As sports fans, we love to get sucked into the NFL Combine. For some strange reason, we love watching 22-year-old men audition for the NFL in nothing but skintight clothes.
At what point do we put our feet down and say, "How does running around in shorts make people think you can play football?"
Joe Haden posted unofficial 40-yard dash times of 4.57 and 4.60. Haden, the consensus top cornerback and second best defensive back in the draft, will receive an unimaginable amount of flak for it.
Every time something like this happens with a great player, we ask, "When does a player run 40 yards in a straight line? Also, when is it just in shorts and a tank top?"

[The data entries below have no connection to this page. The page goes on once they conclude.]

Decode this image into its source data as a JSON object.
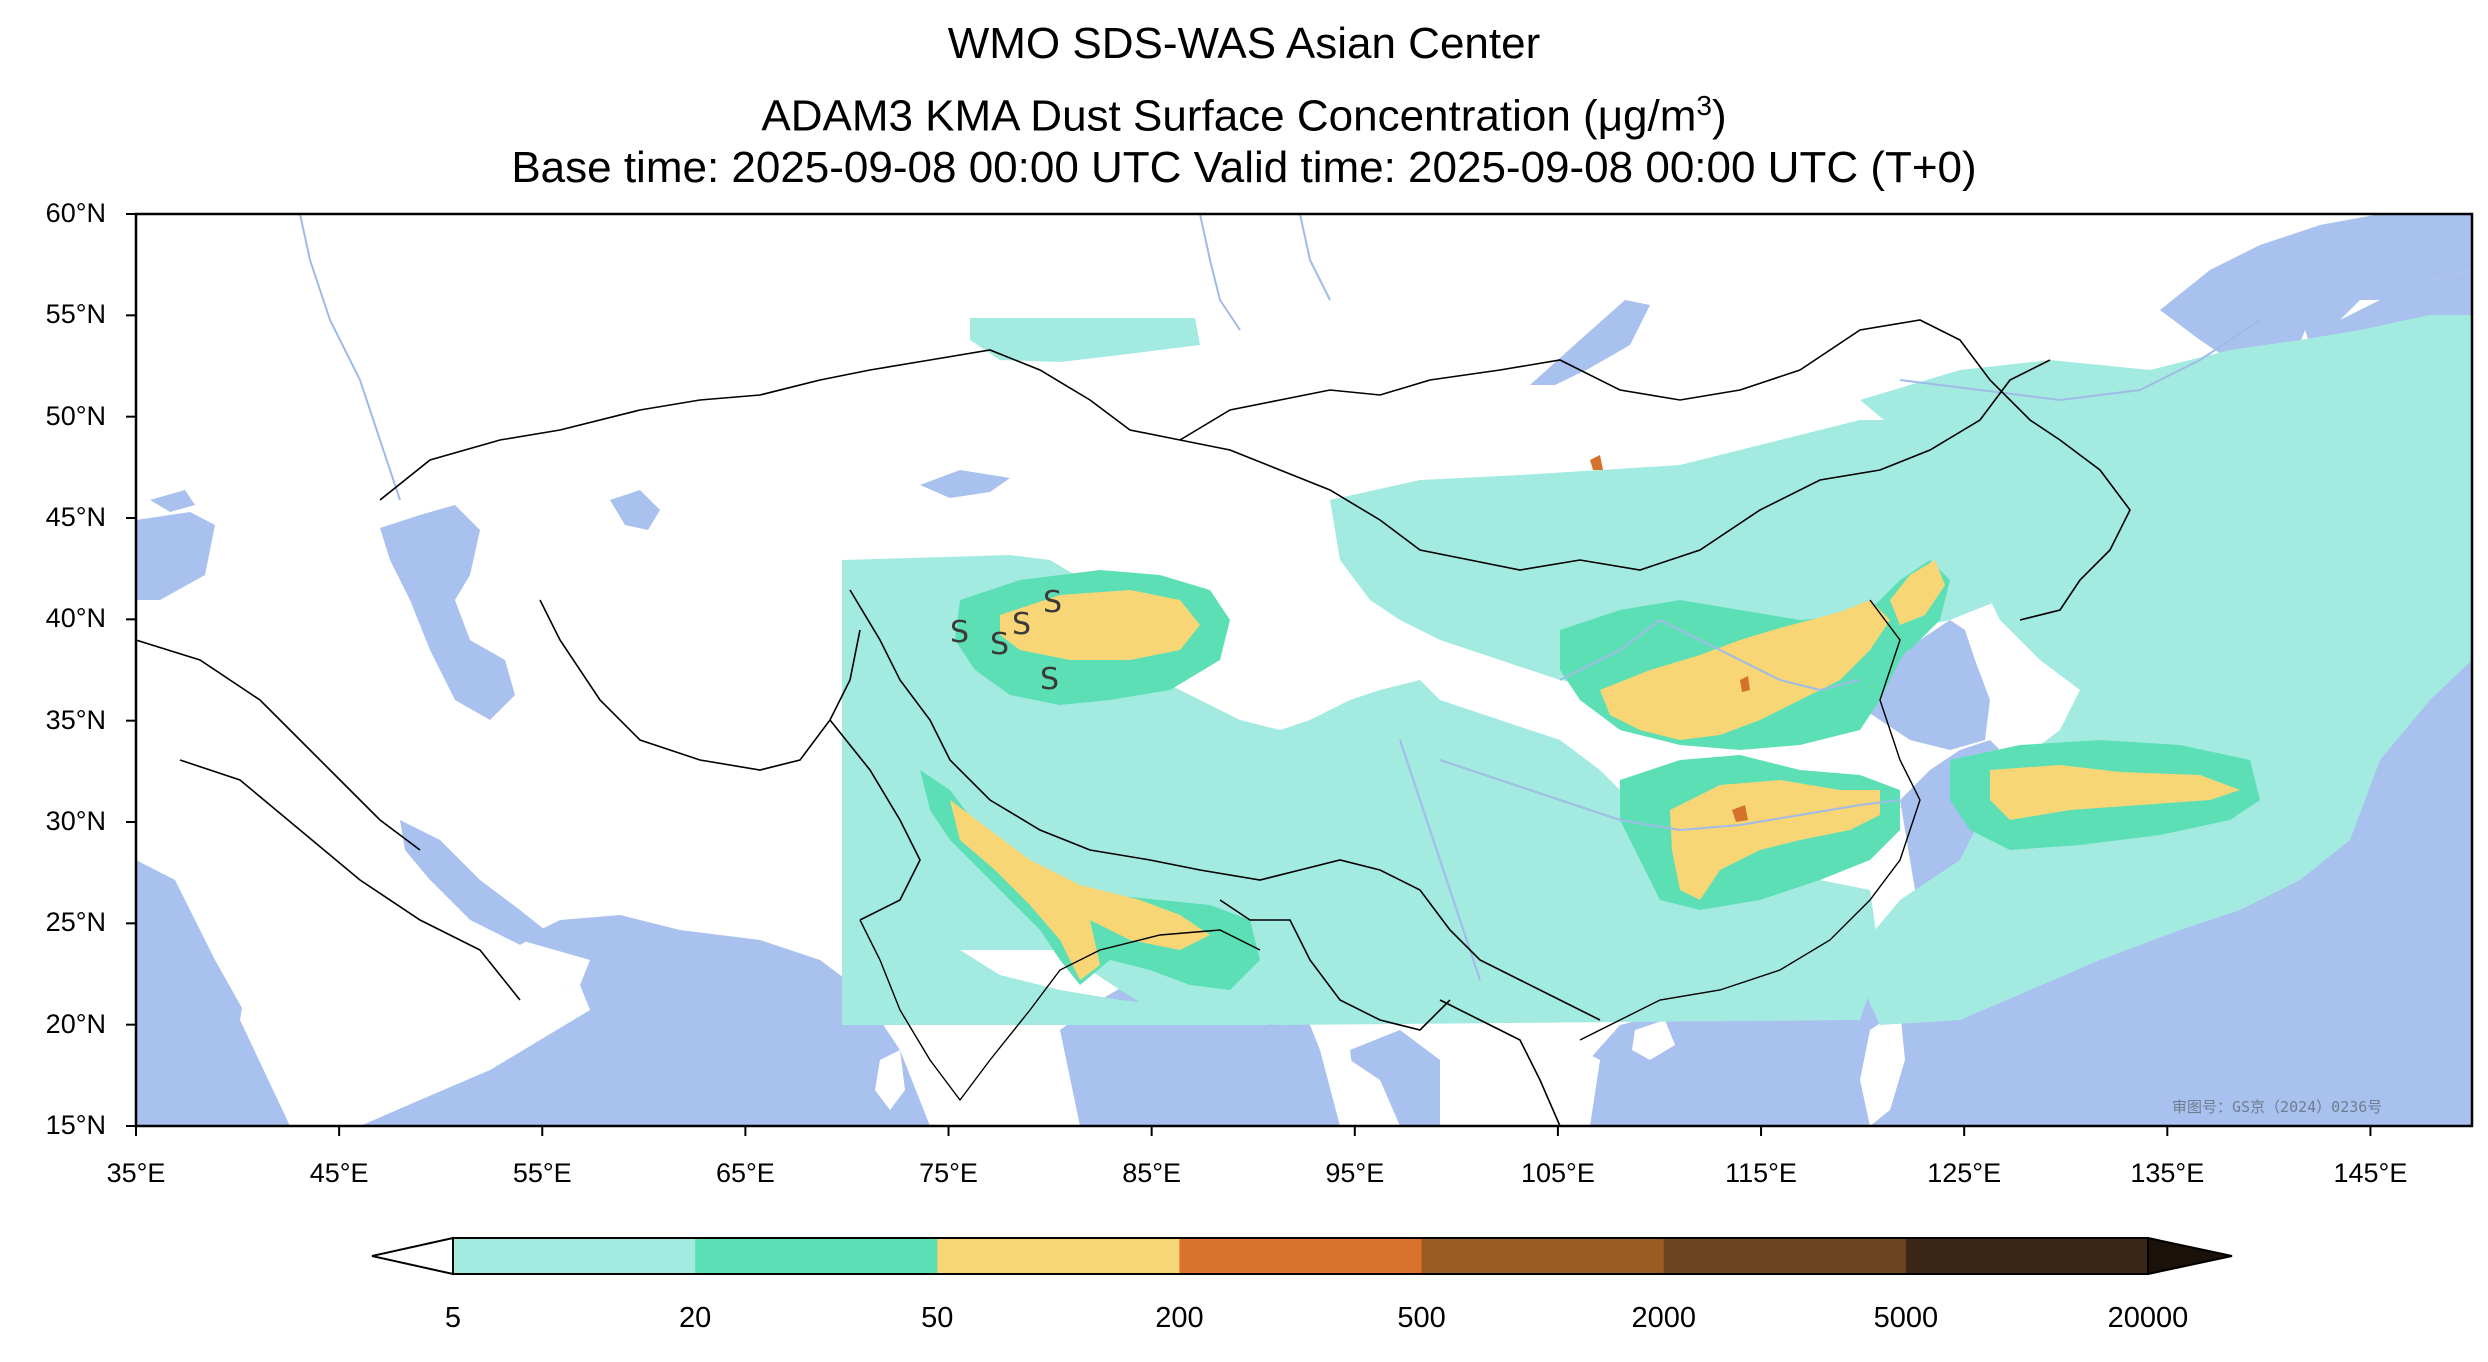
{
  "title": {
    "line1": "WMO SDS-WAS Asian Center",
    "line2_prefix": "ADAM3 KMA Dust Surface Concentration (",
    "line2_unit_mu": "μ",
    "line2_unit": "g/m",
    "line2_sup": "3",
    "line2_suffix": ")",
    "line3": "Base time: 2025-09-08 00:00 UTC Valid time: 2025-09-08 00:00 UTC (T+0)"
  },
  "map": {
    "lon_range": [
      35,
      150
    ],
    "lat_range": [
      15,
      60
    ],
    "lat_ticks": [
      "60°N",
      "55°N",
      "50°N",
      "45°N",
      "40°N",
      "35°N",
      "30°N",
      "25°N",
      "20°N",
      "15°N"
    ],
    "lon_ticks": [
      "35°E",
      "45°E",
      "55°E",
      "65°E",
      "75°E",
      "85°E",
      "95°E",
      "105°E",
      "115°E",
      "125°E",
      "135°E",
      "145°E"
    ],
    "colors": {
      "ocean": "#a9c1ee",
      "land": "#ffffff",
      "level_5_20": "#a3ebe0",
      "level_20_50": "#5ddfb5",
      "level_50_200": "#f9d675",
      "level_200_500": "#d4722c",
      "border": "#000000",
      "river": "#9fbce6"
    },
    "station_marker": "S",
    "stamp": "审图号：GS京（2024）0236号"
  },
  "colorbar": {
    "labels": [
      "5",
      "20",
      "50",
      "200",
      "500",
      "2000",
      "5000",
      "20000"
    ],
    "colors": [
      "#a3ebe0",
      "#5ddfb5",
      "#f9d675",
      "#d9722d",
      "#9b5c24",
      "#6b4520",
      "#3c2616"
    ],
    "under_color": "#ffffff",
    "over_color": "#1b1108"
  }
}
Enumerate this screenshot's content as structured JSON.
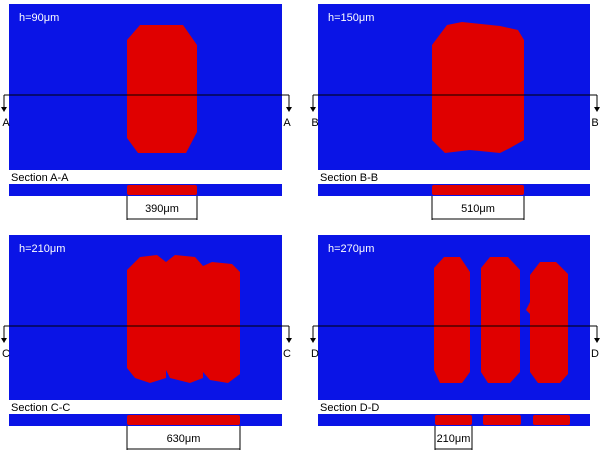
{
  "panels": [
    {
      "height_label": "h=90μm",
      "section_letter": "A",
      "section_label": "Section A-A",
      "dimension": "390μm"
    },
    {
      "height_label": "h=150μm",
      "section_letter": "B",
      "section_label": "Section B-B",
      "dimension": "510μm"
    },
    {
      "height_label": "h=210μm",
      "section_letter": "C",
      "section_label": "Section C-C",
      "dimension": "630μm"
    },
    {
      "height_label": "h=270μm",
      "section_letter": "D",
      "section_label": "Section D-D",
      "dimension": "210μm"
    }
  ]
}
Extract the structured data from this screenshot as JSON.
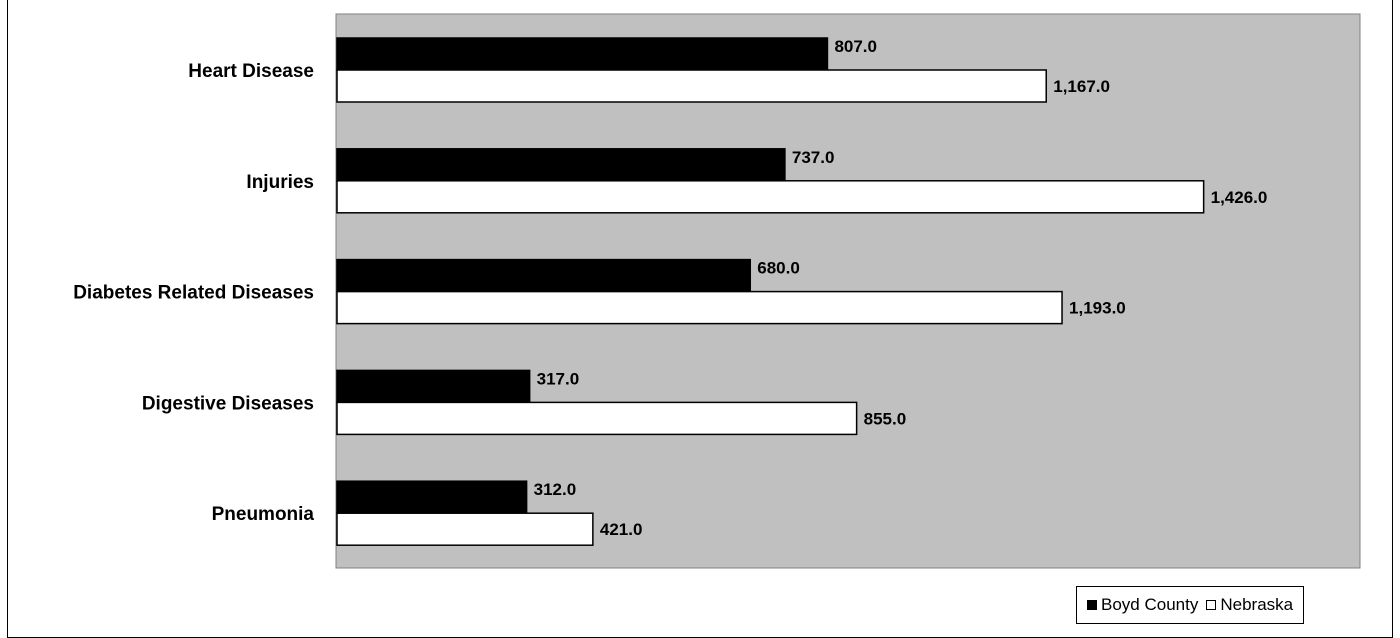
{
  "chart_data": {
    "type": "bar",
    "orientation": "horizontal",
    "title": "",
    "xlabel": "",
    "ylabel": "",
    "categories": [
      "Heart Disease",
      "Injuries",
      "Diabetes Related Diseases",
      "Digestive Diseases",
      "Pneumonia"
    ],
    "series": [
      {
        "name": "Boyd County",
        "values": [
          807.0,
          737.0,
          680.0,
          317.0,
          312.0
        ],
        "labels": [
          "807.0",
          "737.0",
          "680.0",
          "317.0",
          "312.0"
        ],
        "color": "#000000"
      },
      {
        "name": "Nebraska",
        "values": [
          1167.0,
          1426.0,
          1193.0,
          855.0,
          421.0
        ],
        "labels": [
          "1,167.0",
          "1,426.0",
          "1,193.0",
          "855.0",
          "421.0"
        ],
        "color": "#ffffff"
      }
    ],
    "xlim": [
      0,
      1550
    ],
    "grid": false,
    "plot_background": "#c0c0c0",
    "legend_position": "bottom-right"
  }
}
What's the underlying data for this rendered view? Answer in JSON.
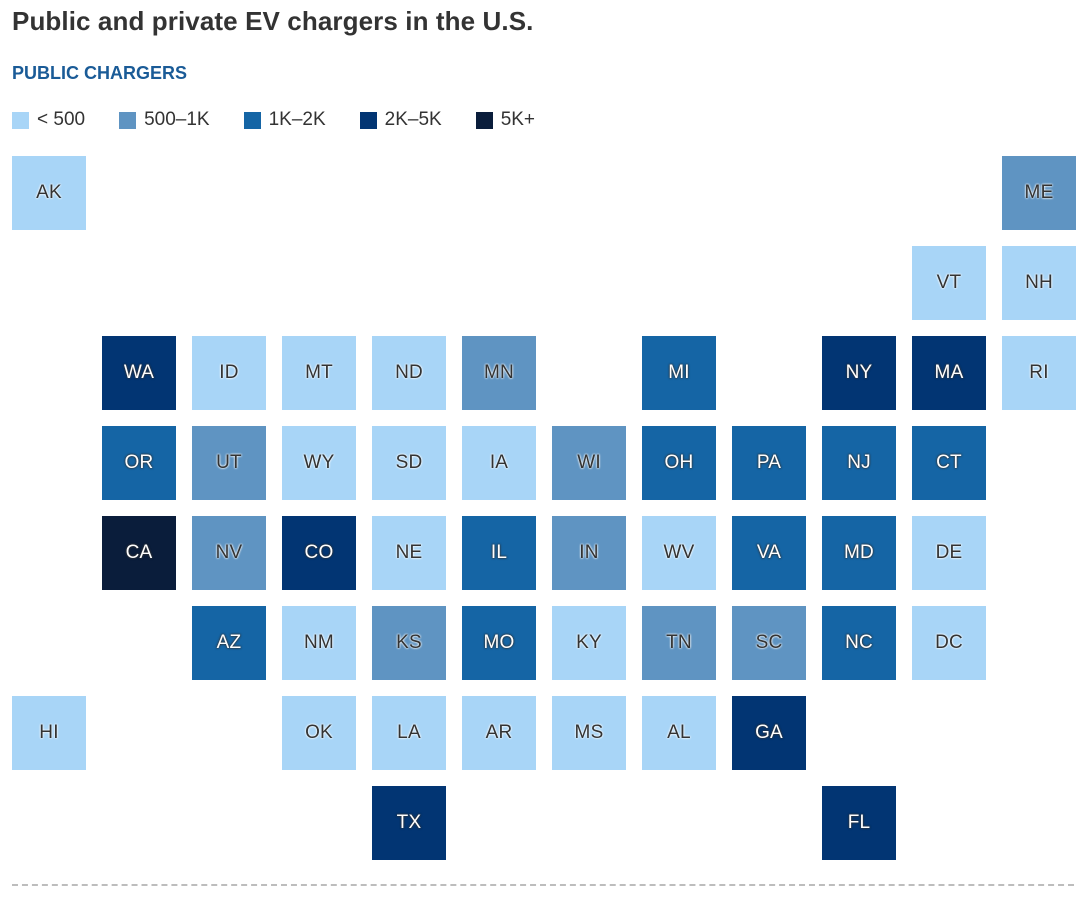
{
  "title": "Public and private EV chargers in the U.S.",
  "subtitle": "PUBLIC CHARGERS",
  "chart_data": {
    "type": "heatmap",
    "subtype": "tile-grid-map",
    "title": "Public and private EV chargers in the U.S.",
    "subtitle": "PUBLIC CHARGERS",
    "legend_position": "top-left",
    "bins": [
      {
        "key": "lt500",
        "label": "< 500",
        "color": "#a8d5f7",
        "text": "dark"
      },
      {
        "key": "500-1k",
        "label": "500–1K",
        "color": "#5f94c2",
        "text": "dark"
      },
      {
        "key": "1k-2k",
        "label": "1K–2K",
        "color": "#1565a5",
        "text": "light"
      },
      {
        "key": "2k-5k",
        "label": "2K–5K",
        "color": "#023573",
        "text": "light"
      },
      {
        "key": "5k+",
        "label": "5K+",
        "color": "#0a1d3b",
        "text": "light"
      }
    ],
    "states": [
      {
        "abbr": "AK",
        "row": 0,
        "col": 0,
        "bin": "lt500"
      },
      {
        "abbr": "ME",
        "row": 0,
        "col": 11,
        "bin": "500-1k"
      },
      {
        "abbr": "VT",
        "row": 1,
        "col": 10,
        "bin": "lt500"
      },
      {
        "abbr": "NH",
        "row": 1,
        "col": 11,
        "bin": "lt500"
      },
      {
        "abbr": "WA",
        "row": 2,
        "col": 1,
        "bin": "2k-5k"
      },
      {
        "abbr": "ID",
        "row": 2,
        "col": 2,
        "bin": "lt500"
      },
      {
        "abbr": "MT",
        "row": 2,
        "col": 3,
        "bin": "lt500"
      },
      {
        "abbr": "ND",
        "row": 2,
        "col": 4,
        "bin": "lt500"
      },
      {
        "abbr": "MN",
        "row": 2,
        "col": 5,
        "bin": "500-1k"
      },
      {
        "abbr": "MI",
        "row": 2,
        "col": 7,
        "bin": "1k-2k"
      },
      {
        "abbr": "NY",
        "row": 2,
        "col": 9,
        "bin": "2k-5k"
      },
      {
        "abbr": "MA",
        "row": 2,
        "col": 10,
        "bin": "2k-5k"
      },
      {
        "abbr": "RI",
        "row": 2,
        "col": 11,
        "bin": "lt500"
      },
      {
        "abbr": "OR",
        "row": 3,
        "col": 1,
        "bin": "1k-2k"
      },
      {
        "abbr": "UT",
        "row": 3,
        "col": 2,
        "bin": "500-1k"
      },
      {
        "abbr": "WY",
        "row": 3,
        "col": 3,
        "bin": "lt500"
      },
      {
        "abbr": "SD",
        "row": 3,
        "col": 4,
        "bin": "lt500"
      },
      {
        "abbr": "IA",
        "row": 3,
        "col": 5,
        "bin": "lt500"
      },
      {
        "abbr": "WI",
        "row": 3,
        "col": 6,
        "bin": "500-1k"
      },
      {
        "abbr": "OH",
        "row": 3,
        "col": 7,
        "bin": "1k-2k"
      },
      {
        "abbr": "PA",
        "row": 3,
        "col": 8,
        "bin": "1k-2k"
      },
      {
        "abbr": "NJ",
        "row": 3,
        "col": 9,
        "bin": "1k-2k"
      },
      {
        "abbr": "CT",
        "row": 3,
        "col": 10,
        "bin": "1k-2k"
      },
      {
        "abbr": "CA",
        "row": 4,
        "col": 1,
        "bin": "5k+"
      },
      {
        "abbr": "NV",
        "row": 4,
        "col": 2,
        "bin": "500-1k"
      },
      {
        "abbr": "CO",
        "row": 4,
        "col": 3,
        "bin": "2k-5k"
      },
      {
        "abbr": "NE",
        "row": 4,
        "col": 4,
        "bin": "lt500"
      },
      {
        "abbr": "IL",
        "row": 4,
        "col": 5,
        "bin": "1k-2k"
      },
      {
        "abbr": "IN",
        "row": 4,
        "col": 6,
        "bin": "500-1k"
      },
      {
        "abbr": "WV",
        "row": 4,
        "col": 7,
        "bin": "lt500"
      },
      {
        "abbr": "VA",
        "row": 4,
        "col": 8,
        "bin": "1k-2k"
      },
      {
        "abbr": "MD",
        "row": 4,
        "col": 9,
        "bin": "1k-2k"
      },
      {
        "abbr": "DE",
        "row": 4,
        "col": 10,
        "bin": "lt500"
      },
      {
        "abbr": "AZ",
        "row": 5,
        "col": 2,
        "bin": "1k-2k"
      },
      {
        "abbr": "NM",
        "row": 5,
        "col": 3,
        "bin": "lt500"
      },
      {
        "abbr": "KS",
        "row": 5,
        "col": 4,
        "bin": "500-1k"
      },
      {
        "abbr": "MO",
        "row": 5,
        "col": 5,
        "bin": "1k-2k"
      },
      {
        "abbr": "KY",
        "row": 5,
        "col": 6,
        "bin": "lt500"
      },
      {
        "abbr": "TN",
        "row": 5,
        "col": 7,
        "bin": "500-1k"
      },
      {
        "abbr": "SC",
        "row": 5,
        "col": 8,
        "bin": "500-1k"
      },
      {
        "abbr": "NC",
        "row": 5,
        "col": 9,
        "bin": "1k-2k"
      },
      {
        "abbr": "DC",
        "row": 5,
        "col": 10,
        "bin": "lt500"
      },
      {
        "abbr": "HI",
        "row": 6,
        "col": 0,
        "bin": "lt500"
      },
      {
        "abbr": "OK",
        "row": 6,
        "col": 3,
        "bin": "lt500"
      },
      {
        "abbr": "LA",
        "row": 6,
        "col": 4,
        "bin": "lt500"
      },
      {
        "abbr": "AR",
        "row": 6,
        "col": 5,
        "bin": "lt500"
      },
      {
        "abbr": "MS",
        "row": 6,
        "col": 6,
        "bin": "lt500"
      },
      {
        "abbr": "AL",
        "row": 6,
        "col": 7,
        "bin": "lt500"
      },
      {
        "abbr": "GA",
        "row": 6,
        "col": 8,
        "bin": "2k-5k"
      },
      {
        "abbr": "TX",
        "row": 7,
        "col": 4,
        "bin": "2k-5k"
      },
      {
        "abbr": "FL",
        "row": 7,
        "col": 9,
        "bin": "2k-5k"
      }
    ]
  }
}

Football is a game of lateral movement. If Haden comes out and puts up a 3.70 on the 20-yard shuttle and a 6.60 on the three-cone drill, people aren't going to care about it. However, those numbers may be just as, if not more, important than the 40-yard dash.
At 5'11", 193 lbs, Haden possesses very good size for an NFL cornerback. His body of work is fantastic, but scouts will take a second look at his game film to see if he does lack the speed to match up with some of the top WRs in the game.
Another specimen who will get a second look is Dexter McCluster. Expected to blaze something in the 4.3s, McCluster ran a "pedestrian" 4.58. Scouts will go to his game film to see if he is really that slow or if he just performs better in a football uniform.
Regardless, the 40-yard dash has become a barometer of how a straight-line athlete will translate to the NFL. Some rise to the occasion, while others fall flat on their faces. But remember, the game tape doesn't lie.